Maj. Katrina Pillow, 36, took over the reins of the 297th Support Battalion of the Alaska Army National Guard, becoming the first black woman ever to command a battalion in the state’s guard.
“I’m excited,” said Pillow, who started with the battalion in 1994. “It’s a wonderful opportunity to lead these soldiers, and it’s a real honor to grow up in that battalion and then take it to the next level.
“It feels great to have this opportunity. It’s all about having goals and striving to reach them.”
As commander of the 297th, Pillow will oversee more than 550 soldiers, said Christine Nangle, a National Guard spokeswoman. Many members of the unit are scheduled to ship to Iraq and Afghanistan this summer with the largest deployment in Alaska Army National Guard history.
“Maj.

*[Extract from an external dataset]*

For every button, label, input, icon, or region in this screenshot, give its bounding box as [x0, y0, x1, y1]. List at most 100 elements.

Pillow is a complete asset to the Alaska National Guard,” Nangle said. “She has proven time and again through her leadership skills and talent that she is more than ready to take on this position.”
Pillow, who is the daughter of the late Ronneld D. Gardener and Julpenia K. Gardener, spent most of her early years in Suffolk. She belongs to Laurel Hill United Church of Christ in Suffolk.

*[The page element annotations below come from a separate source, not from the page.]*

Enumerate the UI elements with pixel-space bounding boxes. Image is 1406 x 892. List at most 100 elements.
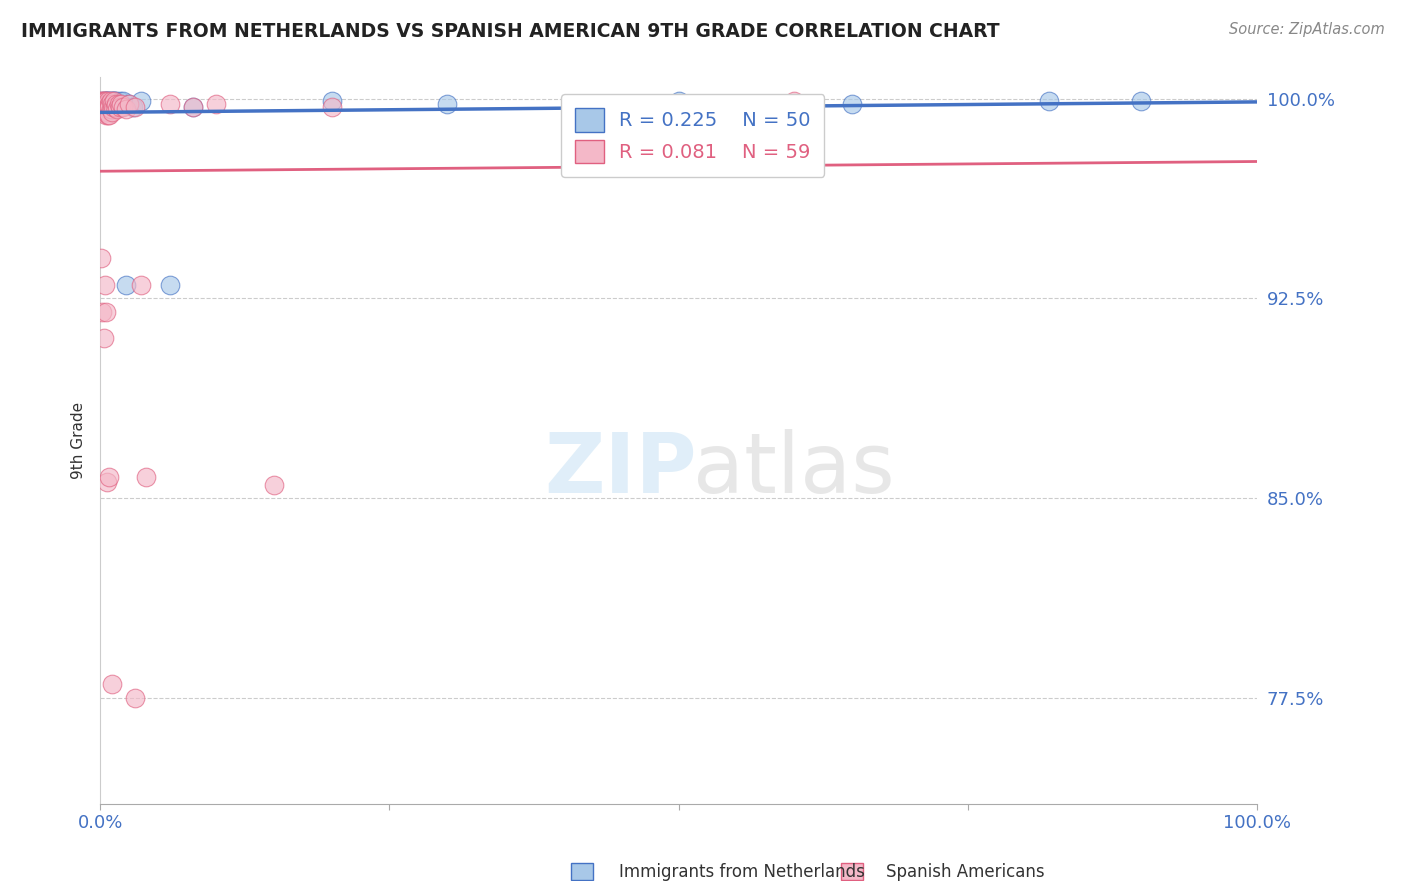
Point [98, 108, 121, 122]
Point [107, 97, 129, 112]
Point [135, 469, 157, 483]
Point [94, 97, 117, 112]
Point [94, 304, 117, 318]
Point [321, 100, 343, 114]
Legend: R = 0.225    N = 50, R = 0.081    N = 59: R = 0.225 N = 50, R = 0.081 N = 59 [561, 95, 824, 177]
Text: atlas: atlas [693, 429, 896, 510]
Point [103, 95, 125, 109]
Point [91, 97, 114, 112]
Point [96, 97, 118, 112]
Point [1130, 95, 1153, 109]
Point [105, 95, 128, 109]
Point [1038, 95, 1060, 109]
Point [96, 105, 118, 120]
Point [98, 103, 121, 117]
Point [100, 103, 122, 117]
Point [100, 97, 122, 112]
Point [93, 97, 115, 112]
Point [96, 103, 118, 117]
Point [668, 95, 690, 109]
Point [104, 100, 127, 114]
Point [100, 105, 122, 120]
Point [100, 95, 122, 109]
Point [94, 105, 117, 120]
Point [104, 100, 127, 114]
Point [105, 97, 128, 112]
Point [91, 304, 114, 318]
Point [97, 95, 120, 109]
Point [97, 103, 120, 117]
Point [104, 95, 127, 109]
Point [94, 103, 117, 117]
Point [96, 95, 118, 109]
Point [100, 100, 122, 114]
Point [90, 100, 112, 114]
Point [96, 100, 118, 114]
Point [96, 97, 118, 112]
Point [91, 100, 114, 114]
Point [114, 278, 136, 293]
Point [107, 100, 129, 114]
Text: Immigrants from Netherlands: Immigrants from Netherlands [619, 863, 865, 881]
Point [124, 690, 146, 705]
Point [94, 278, 117, 293]
Point [94, 95, 117, 109]
Point [94, 95, 117, 109]
Point [107, 103, 129, 117]
Point [107, 97, 129, 112]
Point [110, 100, 132, 114]
Point [97, 100, 120, 114]
Point [98, 95, 121, 109]
Point [93, 95, 115, 109]
Point [93, 95, 115, 109]
Point [90, 252, 112, 266]
Point [436, 97, 458, 112]
Point [97, 108, 120, 122]
Point [100, 677, 122, 691]
Point [97, 100, 120, 114]
Point [90, 95, 112, 109]
Point [124, 100, 146, 114]
Point [101, 95, 124, 109]
Point [114, 103, 136, 117]
Point [100, 95, 122, 109]
Point [93, 103, 115, 117]
Point [94, 108, 117, 122]
Point [121, 100, 143, 114]
Point [94, 100, 117, 114]
Point [98, 97, 121, 112]
Point [108, 95, 131, 109]
Text: ZIP: ZIP [544, 429, 697, 510]
Text: Source: ZipAtlas.com: Source: ZipAtlas.com [1229, 22, 1385, 37]
Point [98, 97, 121, 112]
Point [263, 477, 285, 491]
Y-axis label: 9th Grade: 9th Grade [72, 402, 86, 479]
Text: Spanish Americans: Spanish Americans [886, 863, 1045, 881]
Point [129, 278, 152, 293]
Point [159, 278, 181, 293]
Point [108, 100, 131, 114]
Point [98, 100, 121, 114]
Point [118, 97, 141, 112]
Point [97, 95, 120, 109]
Point [98, 469, 121, 483]
Point [181, 100, 204, 114]
Point [100, 95, 122, 109]
Point [100, 100, 122, 114]
Text: IMMIGRANTS FROM NETHERLANDS VS SPANISH AMERICAN 9TH GRADE CORRELATION CHART: IMMIGRANTS FROM NETHERLANDS VS SPANISH A… [21, 22, 1000, 41]
Point [91, 95, 114, 109]
Point [96, 475, 118, 489]
Point [94, 103, 117, 117]
Point [94, 95, 117, 109]
Point [101, 100, 124, 114]
Point [321, 95, 343, 109]
Point [93, 105, 115, 120]
Point [91, 103, 114, 117]
Point [159, 97, 181, 112]
Point [94, 97, 117, 112]
Point [94, 95, 117, 109]
Point [204, 97, 226, 112]
Point [118, 97, 141, 112]
Point [94, 103, 117, 117]
Point [97, 97, 120, 112]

Her grandparents, Katie and Johnnie Knight, and several other relatives still live in the Holland area.
Pillow moved to Tennessee when she was in the sixth grade, where she graduated from high school in 1987 and joined the Army Reserves in 1989. While in college, she participated in the Reserve Officer Training Course at Vanderbilt University, Nashville, Tenn.
Pillow, who holds master’s degrees in health administration and human resources from the University of La Verne in California, joined the Alaska National Guard in 1994.
She and her husband, 1st Lt. Robert L. Pillow III, have two children, Robert, 12 and Sarena, 8.
Pillow says she would like to set an example for today’s youth.
“It’s so important for kids to realize the importance of getting a good education, doing the best they can in school and having a good attitude,” she said. “As long as you do that, the only limits you face will be the one you set for yourself.”